Jacob se ve en medio del desierto solo, sin rumbo, y entonces comprende: “Para saber qué es lo que quiero de mi vida, tengo que salirme del lugar en donde estoy. Correrme del centro de la escena. Tengo que no saber mi Yo. Desde allí, desde la anulación de mi ego, descubrir mi alma, reencontrarme para redefinirme, y recién entonces volver a encauzarme. Necesito no saberme, para tener la capacidad de ser objetivo conmigo mismo”.

El ego nos invade de soberbia y a la vez es el principal motor de la falta de autoestima. En ambas enfermedades del espíritu nos domina el ego, y entonces todas nuestras respuestas comienzan con la palabra Yo. Desde nuestra soberbia respondemos: “Yo me lo merezco. Yo quiero. Yo digo. Yo puedo. Yo necesito. A mí me lo deben. Yo que hice tanto”. Desde nuestra falta de autoestima es el ego el que también responde: “Yo no puedo. Yo no me lo merezco. Yo nunca lo voy a lograr. A mí nadie me quiere. Yo, Yo, Yo”.

Jacob comprende que la sabiduría radica no sólo en desconocer lo que se sabe, sino en no saberse siquiera a sí mismo. En el cuestionamiento del propio ser comenzamos la ruta del auto descubrimiento. Desde allí el desafío espiritual será lograr que dentro nuestro, deje de gobernar el ego y comience a gobernar el alma.

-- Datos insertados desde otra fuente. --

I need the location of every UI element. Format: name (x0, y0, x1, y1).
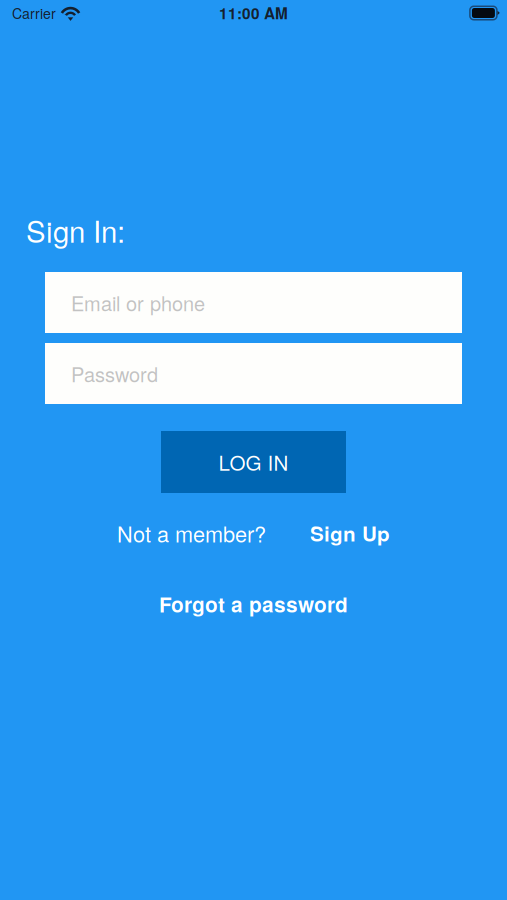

Amigos queridos, amigos todos.

Desde el cielo nos regalan escaleras. El reto al espíritu es salir en búsqueda de esos escalones que nos transforman, desde las experiencias emocionales. Dejar a un lado el ego, observarnos objetivamente y, peldaño a peldaño, redescubrir nuestra ruta al cielo. La sabiduría en sí misma de nada sirve, sin la comprensión del para qué sabemos, y la inteligencia para desplegar en acciones creativas, nuestro saber.

Porque tal como dijo Dostoievski: “El secreto de la existencia no consiste solamente en vivir, sino en saber para qué se vive”.

El autor es rabino de la Comunidad Amijai y presidente de la Asamblea Rabínica Latinoamericana del Movimiento Masorti.